With this EP, Pelican don’t seem to understand that promised tension that never delivers can be as frustrating as tension that never finds release.
Pelican could have done a bit better when picking their namesake. Any poetic connection between beauty and flight poets love to espouse is forever severed the first time you witness the image of the comically pouch-billed and rumpled, poop-brown mess that is a pelican flapping to a splash in the murky waters of the bayou. Even mid-flight they’re much too big to pass for graceful, looking always as if they’re about to come down in a crash. They are the exact opposite of everything that Pelican, with their ethereal and yearning brand of post-rock, strives to be.
At least they have one thing in common, though: both will fly when thrown off of a cliff -- at least if Pelican’s latest EP, The Cliff, is anything to go by. Alright, it’s a cheap joke, I’ll admit, but the fact is that this latest release does a fine job of soaring: it's made up of the eponymous track (a cut from the group's previous album, Forever Becoming), two remixes thereof, and "The Wait", a song left on the cutting room floor from that album. Unlike a certain bird, Pelican defy gravitational laws. They just keep rising and rising and rising until they leave the stratosphere, until they leave the exosphere, and indeed until it leaves Earth’s atmosphere altogether, until they’re floating so far out in space that they have no point reference to refer to and no propulsive force by which to return.
It’s not that Pelican’s brand of post-rock is indulgent. There are no excessive guitar solos or needless and interminable drum-fills. Even the longest of the songs, at nine minutes, never feels bloated. In many ways, it’s even modest: Allen Epley’s groaning croon stays in reserved, never battling with the instruments; no single element goes off on a tear. Instead they all buoy each other up. It's a very pleasant kind of background noise.
But it's also never compelling. There needs to be an anchor to ground this all before it floats away, an element here that contrasts distinctly with all of that melodious smooth rock and gives the ear an interplay to draw attention. There are lyrics, yes, and the novelty of hearing them in a Pelican song might provide a kind of weight, but it's a light one indeed: generica like “Baby, you’re fighting destiny / I’m getting close you know" generates about as much force as a spit.

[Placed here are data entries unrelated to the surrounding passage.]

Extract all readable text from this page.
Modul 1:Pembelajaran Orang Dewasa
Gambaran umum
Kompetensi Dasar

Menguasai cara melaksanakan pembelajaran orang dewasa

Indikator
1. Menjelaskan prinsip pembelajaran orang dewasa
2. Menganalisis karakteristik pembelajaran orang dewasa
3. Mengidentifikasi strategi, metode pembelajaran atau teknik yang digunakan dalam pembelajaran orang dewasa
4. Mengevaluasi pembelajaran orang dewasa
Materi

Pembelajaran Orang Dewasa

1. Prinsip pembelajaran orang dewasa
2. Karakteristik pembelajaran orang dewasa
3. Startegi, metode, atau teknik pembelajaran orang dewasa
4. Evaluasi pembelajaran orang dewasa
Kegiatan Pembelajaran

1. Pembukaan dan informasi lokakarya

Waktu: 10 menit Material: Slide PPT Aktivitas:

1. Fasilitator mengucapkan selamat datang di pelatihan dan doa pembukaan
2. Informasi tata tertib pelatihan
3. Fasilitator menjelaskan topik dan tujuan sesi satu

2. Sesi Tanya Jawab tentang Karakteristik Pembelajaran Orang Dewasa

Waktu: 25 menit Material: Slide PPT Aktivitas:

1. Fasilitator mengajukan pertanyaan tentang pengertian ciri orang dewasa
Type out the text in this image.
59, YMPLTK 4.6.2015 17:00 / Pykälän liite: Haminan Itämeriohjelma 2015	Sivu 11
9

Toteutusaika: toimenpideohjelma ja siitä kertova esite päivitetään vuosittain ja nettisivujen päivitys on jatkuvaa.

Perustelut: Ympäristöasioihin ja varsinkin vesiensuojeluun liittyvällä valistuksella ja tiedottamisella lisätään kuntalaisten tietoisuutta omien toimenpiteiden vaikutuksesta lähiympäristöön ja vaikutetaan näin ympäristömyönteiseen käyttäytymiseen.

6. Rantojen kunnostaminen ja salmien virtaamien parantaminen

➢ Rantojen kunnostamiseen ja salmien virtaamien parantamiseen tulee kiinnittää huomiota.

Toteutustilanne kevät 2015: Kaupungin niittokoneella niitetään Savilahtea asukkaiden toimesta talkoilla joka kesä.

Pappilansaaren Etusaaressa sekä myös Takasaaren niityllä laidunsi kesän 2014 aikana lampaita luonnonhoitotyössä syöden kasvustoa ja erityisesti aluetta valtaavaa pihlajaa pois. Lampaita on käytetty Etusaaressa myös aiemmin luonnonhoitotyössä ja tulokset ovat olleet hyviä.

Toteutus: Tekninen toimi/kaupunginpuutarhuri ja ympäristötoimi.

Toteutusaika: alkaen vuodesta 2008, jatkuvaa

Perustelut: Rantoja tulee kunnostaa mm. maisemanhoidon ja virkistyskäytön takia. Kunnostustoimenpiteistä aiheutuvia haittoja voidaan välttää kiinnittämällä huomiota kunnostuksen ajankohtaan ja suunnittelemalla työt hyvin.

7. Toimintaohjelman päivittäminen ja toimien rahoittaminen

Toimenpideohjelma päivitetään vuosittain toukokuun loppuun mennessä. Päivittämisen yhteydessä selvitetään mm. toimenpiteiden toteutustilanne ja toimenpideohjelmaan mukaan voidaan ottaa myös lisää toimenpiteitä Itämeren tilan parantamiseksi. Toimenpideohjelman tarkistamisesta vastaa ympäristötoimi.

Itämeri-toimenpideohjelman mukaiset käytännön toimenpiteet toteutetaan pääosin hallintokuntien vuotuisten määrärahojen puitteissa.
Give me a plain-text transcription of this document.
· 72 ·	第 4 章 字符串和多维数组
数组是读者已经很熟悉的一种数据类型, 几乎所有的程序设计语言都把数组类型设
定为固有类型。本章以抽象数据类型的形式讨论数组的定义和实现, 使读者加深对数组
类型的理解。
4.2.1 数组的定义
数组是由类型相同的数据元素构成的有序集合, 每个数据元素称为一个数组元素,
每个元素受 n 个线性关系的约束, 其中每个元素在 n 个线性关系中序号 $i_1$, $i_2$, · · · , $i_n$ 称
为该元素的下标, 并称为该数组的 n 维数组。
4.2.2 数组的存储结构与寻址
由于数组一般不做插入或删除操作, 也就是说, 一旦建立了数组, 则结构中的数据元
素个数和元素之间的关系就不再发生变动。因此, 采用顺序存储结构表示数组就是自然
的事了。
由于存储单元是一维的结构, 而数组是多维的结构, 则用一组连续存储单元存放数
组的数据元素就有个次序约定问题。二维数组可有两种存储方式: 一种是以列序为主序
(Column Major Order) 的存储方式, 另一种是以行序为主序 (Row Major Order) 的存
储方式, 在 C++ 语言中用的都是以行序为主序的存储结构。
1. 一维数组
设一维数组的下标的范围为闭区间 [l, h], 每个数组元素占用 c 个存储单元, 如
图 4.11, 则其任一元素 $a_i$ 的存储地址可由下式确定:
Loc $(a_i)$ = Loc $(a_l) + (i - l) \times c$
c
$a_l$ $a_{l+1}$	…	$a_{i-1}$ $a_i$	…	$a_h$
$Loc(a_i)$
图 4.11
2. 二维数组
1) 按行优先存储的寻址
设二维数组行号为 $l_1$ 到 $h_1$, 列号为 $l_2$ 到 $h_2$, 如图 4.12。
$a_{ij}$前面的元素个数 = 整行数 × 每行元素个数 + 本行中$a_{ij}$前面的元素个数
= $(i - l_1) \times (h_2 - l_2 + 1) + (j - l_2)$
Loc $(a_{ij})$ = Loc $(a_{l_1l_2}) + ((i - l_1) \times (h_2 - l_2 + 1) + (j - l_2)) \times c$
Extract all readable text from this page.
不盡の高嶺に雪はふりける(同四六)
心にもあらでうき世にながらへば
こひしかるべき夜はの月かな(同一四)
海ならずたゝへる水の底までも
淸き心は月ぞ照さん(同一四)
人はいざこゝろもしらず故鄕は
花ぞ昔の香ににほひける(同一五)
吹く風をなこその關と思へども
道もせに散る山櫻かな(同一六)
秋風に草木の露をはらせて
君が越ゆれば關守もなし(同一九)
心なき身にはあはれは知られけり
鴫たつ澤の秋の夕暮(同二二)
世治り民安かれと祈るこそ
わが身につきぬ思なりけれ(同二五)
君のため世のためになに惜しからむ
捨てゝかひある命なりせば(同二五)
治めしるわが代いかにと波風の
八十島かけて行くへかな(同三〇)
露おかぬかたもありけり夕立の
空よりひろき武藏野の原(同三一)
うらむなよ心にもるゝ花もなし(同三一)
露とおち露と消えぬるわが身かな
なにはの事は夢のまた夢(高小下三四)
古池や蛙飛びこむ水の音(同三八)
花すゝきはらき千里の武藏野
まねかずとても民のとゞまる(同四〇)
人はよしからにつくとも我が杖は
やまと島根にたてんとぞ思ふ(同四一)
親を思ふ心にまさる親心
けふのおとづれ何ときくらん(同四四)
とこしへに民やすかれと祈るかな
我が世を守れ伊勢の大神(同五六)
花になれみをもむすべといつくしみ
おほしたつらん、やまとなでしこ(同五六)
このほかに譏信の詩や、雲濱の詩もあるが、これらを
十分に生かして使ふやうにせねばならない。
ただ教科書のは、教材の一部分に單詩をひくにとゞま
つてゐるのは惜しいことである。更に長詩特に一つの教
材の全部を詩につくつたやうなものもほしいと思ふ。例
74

Justin Broadrick attempts to remedy this with an alternate take that drops the vocals, allows more time for build, and emphasizes the drums and guitars. And if he didn’t cloak it all in an airy filter that puts the entire song at a remove, it might have worked. But he does, and then because he seems to think that the only way to counteract this is to introduce a number of cheap sounding mechanical whirrs and whizzes and grinds, he overburdens the song. There’s a clearer vision to Aaron Harris and Bryant Meyer’s mix, one that emphasizes driving sounds and intensifies the drums while back grounding the vocals for textured effect that is too sadly undercut by a closing which emphasizes a menace that was completely lacking (and rightly so) in the original song. It’s a contrast so marked, a tonal detour so baffling, that it goes right beyond providing contrast to sabotaging all prior efforts.
Only with “The Wait” does Pelican seem to provide that blessed moment of real tension when, at the halfway mark, they build for a moment, stop, seem to recant, only to then build again. This time, they build to an explosion that opens the rest of the song. However, it doesn’t explode with much force at all: the song unfolds from here, but slowly and by layers, ultimately to no great end. If it had worked to a fade out, the effect might have worked, and it might have given a sense that the song was traveling farther and farther beyond the listener’s reach. But the song instead cuts off without any kind of decorum.
By refusing to introduce any real tension, Pelican may fancy that they’re making music with a cosmic sweep, one that seems to elevate above the petty concerns or more earth-bound, conflicted rock groups. But it also seems as if they’re scared to introduce any tension for the fear that it will never be released. Unfortunately, Pelican don’t seem to understand that promised tension that never delivers can be as frustrating as tension that never finds release, or that there’s as much danger in drifting aimlessly as there is in crashing. They and their collaborators on The Cliff EP seem to forget that even a bird as ungainly in flight and piss-poor at landing as the pelican has carved out an evolutionary niche all its own.